For instance, the results from BIOBASE predicted that all members were susceptible to preeclampsia and it also predicted a deleterious mutation in the Fanconi anemia gene in all family members except for the mother. By contrast, the Diploid analysis came back with two main findings for all family members: a variant associated with an increased resistance to the common HIV strain infection and wet type earwax. The GeneTalk analysis did not predict any family-wide variants, but did predict a greater risk of renal colic from kidney stones. Meantime, Ingenuity found variants associated with the neuropathy Charcot Marie Tooth in three family members.
"This is actually kind of alarming," study co-author Peter Robinson, head of computational biology at the Institute for Medical Genetics at Universitätsklinikum Charité in Berlin, Germany, told GenomeWeb. "The fact that four well-known companies have no overlap means that either one is right and three are wrong or none are right, and there is a need for standards for how to interpret exomes in a medical setting."
"This is a little bit worrying," Corpas added. "I would have expected a much greater concordance."
Corpas said that all the analysis companies had the same sequence data, and that data was validated against the SNP chip data and found to be more than 95 percent concordant, so the problems did not seem to arise from the data. In addition, he said, the companies all used publicly available databases and scientific literature, so he said it may not really be a question of the analyses being right or wrong, "it's just that perhaps we still don't have enough annotations of variants."

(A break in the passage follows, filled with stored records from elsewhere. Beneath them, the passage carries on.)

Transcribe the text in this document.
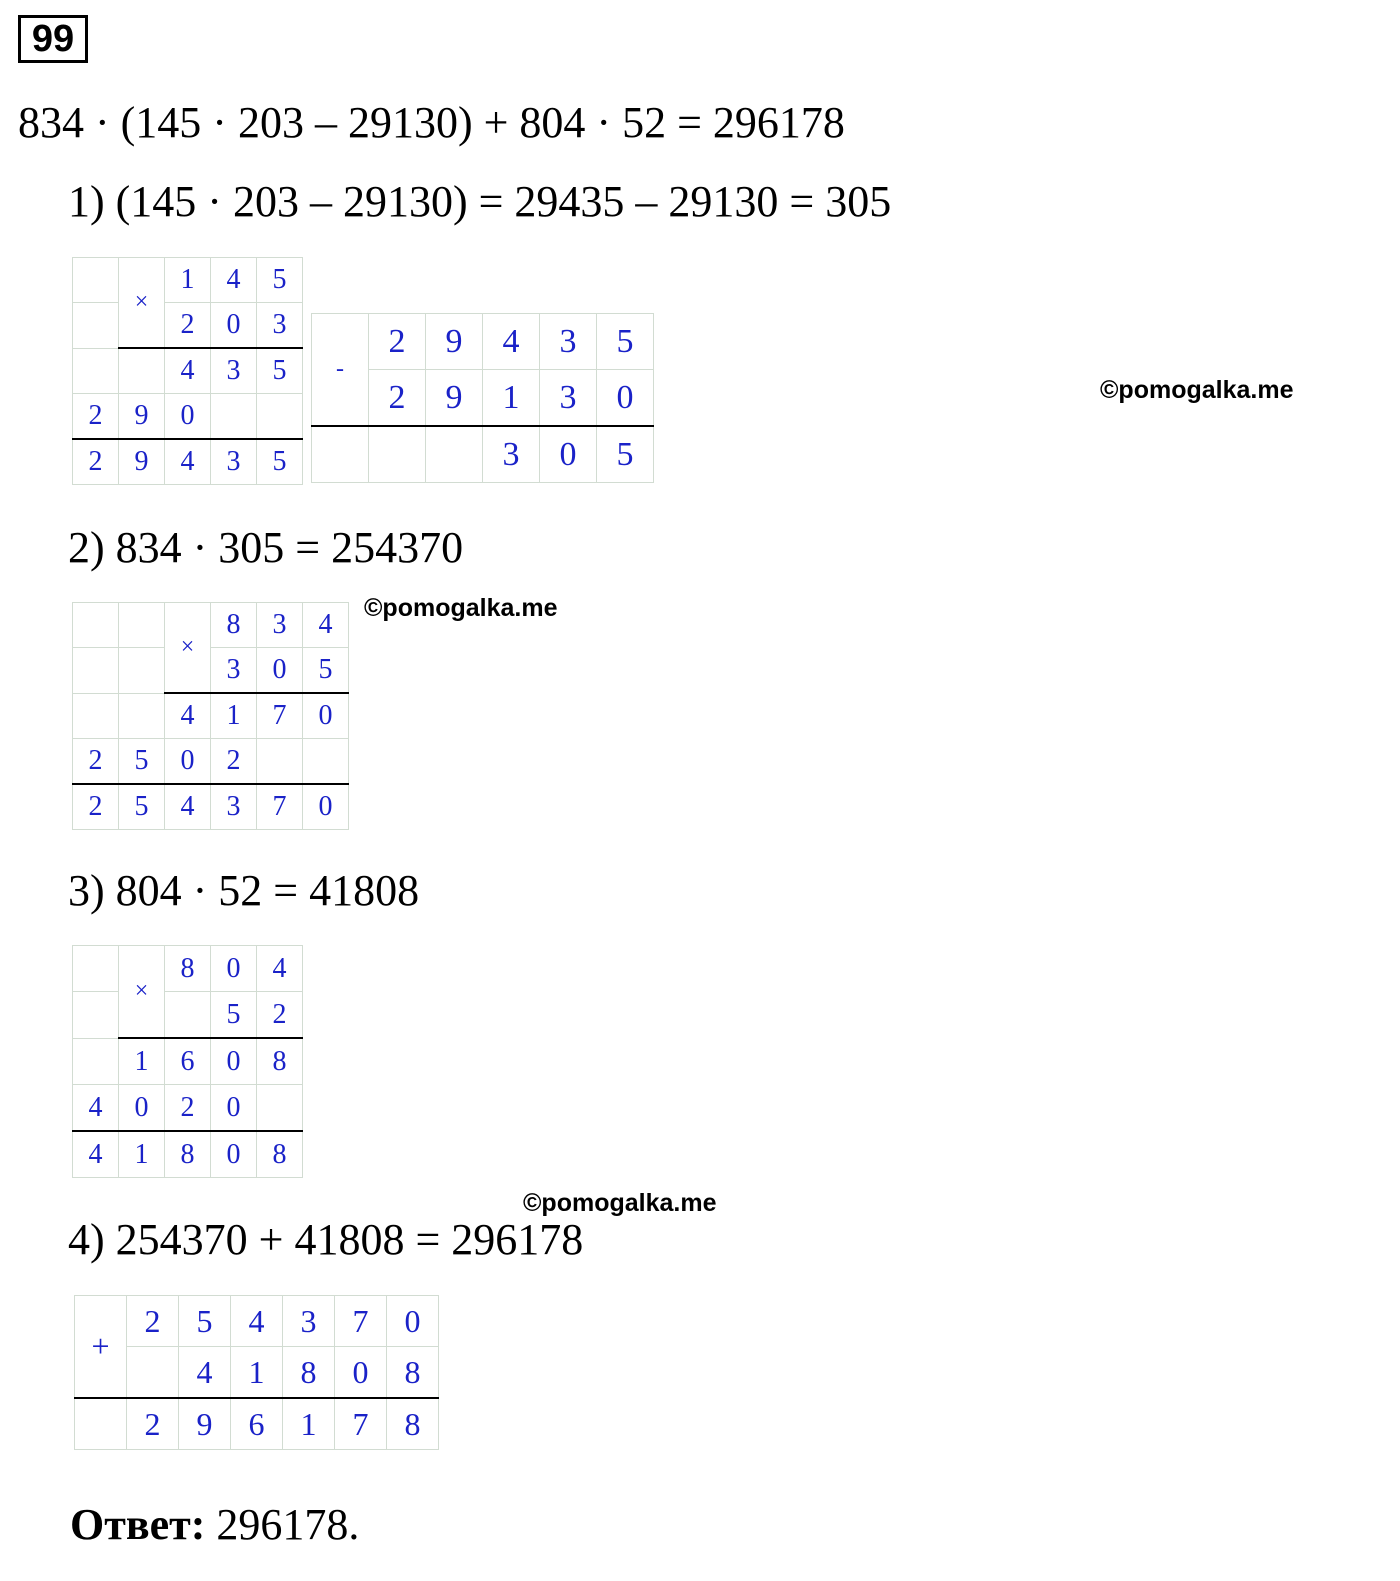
99
834 · (145 · 203 – 29130) + 804 · 52 = 296178
1) (145 · 203 – 29130) = 29435 – 29130 = 305
	×	1	4	5
		2	0	3
		4	3	5
2	9	0		
2	9	4	3	5
-	2	9	4	3	5
	2	9	1	3	0
			3	0	5
©pomogalka.me
2) 834 · 305 = 254370
		×	8	3	4
			3	0	5
		4	1	7	0
2	5	0	2		
2	5	4	3	7	0
©pomogalka.me
3) 804 · 52 = 41808
	×	8	0	4
			5	2
	1	6	0	8
4	0	2	0	
4	1	8	0	8
©pomogalka.me
4) 254370 + 41808 = 296178
+	2	5	4	3	7	0
		4	1	8	0	8
	2	9	6	1	7	8
Ответ: 296178.
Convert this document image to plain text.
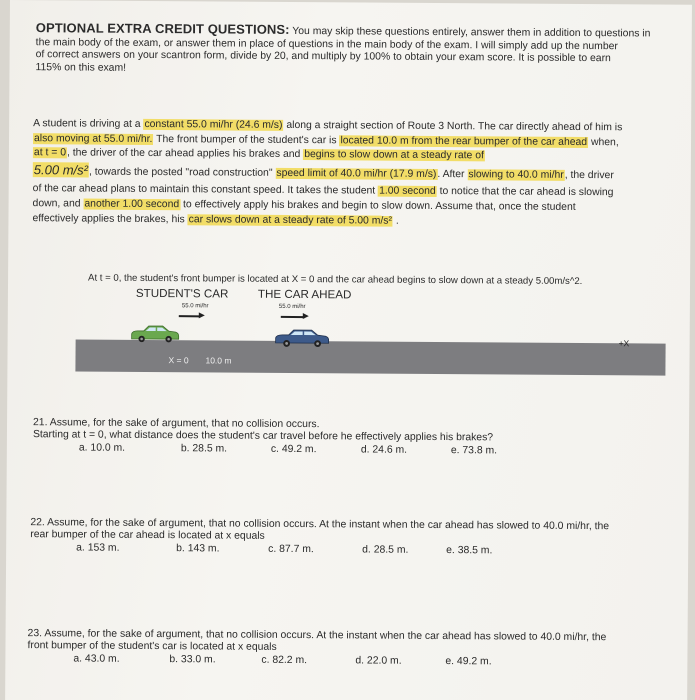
OPTIONAL EXTRA CREDIT QUESTIONS: You may skip these questions entirely, answer them in addition to questions in
the main body of the exam, or answer them in place of questions in the main body of the exam. I will simply add up the number
of correct answers on your scantron form, divide by 20, and multiply by 100% to obtain your exam score. It is possible to earn
115% on this exam!
A student is driving at a constant 55.0 mi/hr (24.6 m/s) along a straight section of Route 3 North. The car directly ahead of him is
also moving at 55.0 mi/hr. The front bumper of the student's car is located 10.0 m from the rear bumper of the car ahead when,
at t = 0, the driver of the car ahead applies his brakes and begins to slow down at a steady rate of
5.00 m/s², towards the posted "road construction" speed limit of 40.0 mi/hr (17.9 m/s). After slowing to 40.0 mi/hr, the driver
of the car ahead plans to maintain this constant speed. It takes the student 1.00 second to notice that the car ahead is slowing
down, and another 1.00 second to effectively apply his brakes and begin to slow down. Assume that, once the student
effectively applies the brakes, his car slows down at a steady rate of 5.00 m/s² .
At t = 0, the student's front bumper is located at X = 0 and the car ahead begins to slow down at a steady 5.00m/s^2.
STUDENT'S CAR	THE CAR AHEAD
55.0 mi/hr	55.0 mi/hr
+X
X = 0 10.0 m
21. Assume, for the sake of argument, that no collision occurs.
Starting at t = 0, what distance does the student's car travel before he effectively applies his brakes?
a. 10.0 m.	b. 28.5 m.	c. 49.2 m.	d. 24.6 m.	e. 73.8 m.
22. Assume, for the sake of argument, that no collision occurs. At the instant when the car ahead has slowed to 40.0 mi/hr, the
rear bumper of the car ahead is located at x equals
a. 153 m.	b. 143 m.	c. 87.7 m.	d. 28.5 m.	e. 38.5 m.
23. Assume, for the sake of argument, that no collision occurs. At the instant when the car ahead has slowed to 40.0 mi/hr, the
front bumper of the student's car is located at x equals
a. 43.0 m.	b. 33.0 m.	c. 82.2 m.	d. 22.0 m.	e. 49.2 m.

Robinson said another issue is that each of the companies uses different sets of algorithms. For instance, he said, Ingenuity's pipeline relies on a network algorithm that looks at pathways and protein interactions, while Gene Talks basically just uses filters to remove common variants. However, he said, for each bioinformatics pipeline, it is important to use the right set of parameters. "If you change the parameters you'll get different results," he said.
In addition, he noted that this study was done completely outside of the medical context, so the sequencing results were not incorporated with clinical data, which is extremely "important for making sense out of the data."
Nonetheless, Robinson said that exome and genome sequencing in cases where an individual already has a disease is very useful. "There's a big difference between explaining a disease that's already there, and you know the symptoms," he said, versus using exome sequencing to "predict whether a disease will occur later. That's very difficult and not very clinically useful right now."
Nevertheless, Corpas continues to be a believer in DTC genomics and in empowering people to understand their genomic information, and he wants to continue studying how genomic sequencing will impact people's lifetime choices and social interactions.
"I think that if you want to understand your genome you should have the ability to do so in a manner that is as accessible as possible," he said. "But I don't think that what you can currently say about a personal genome for a healthy person is more than anecdotal."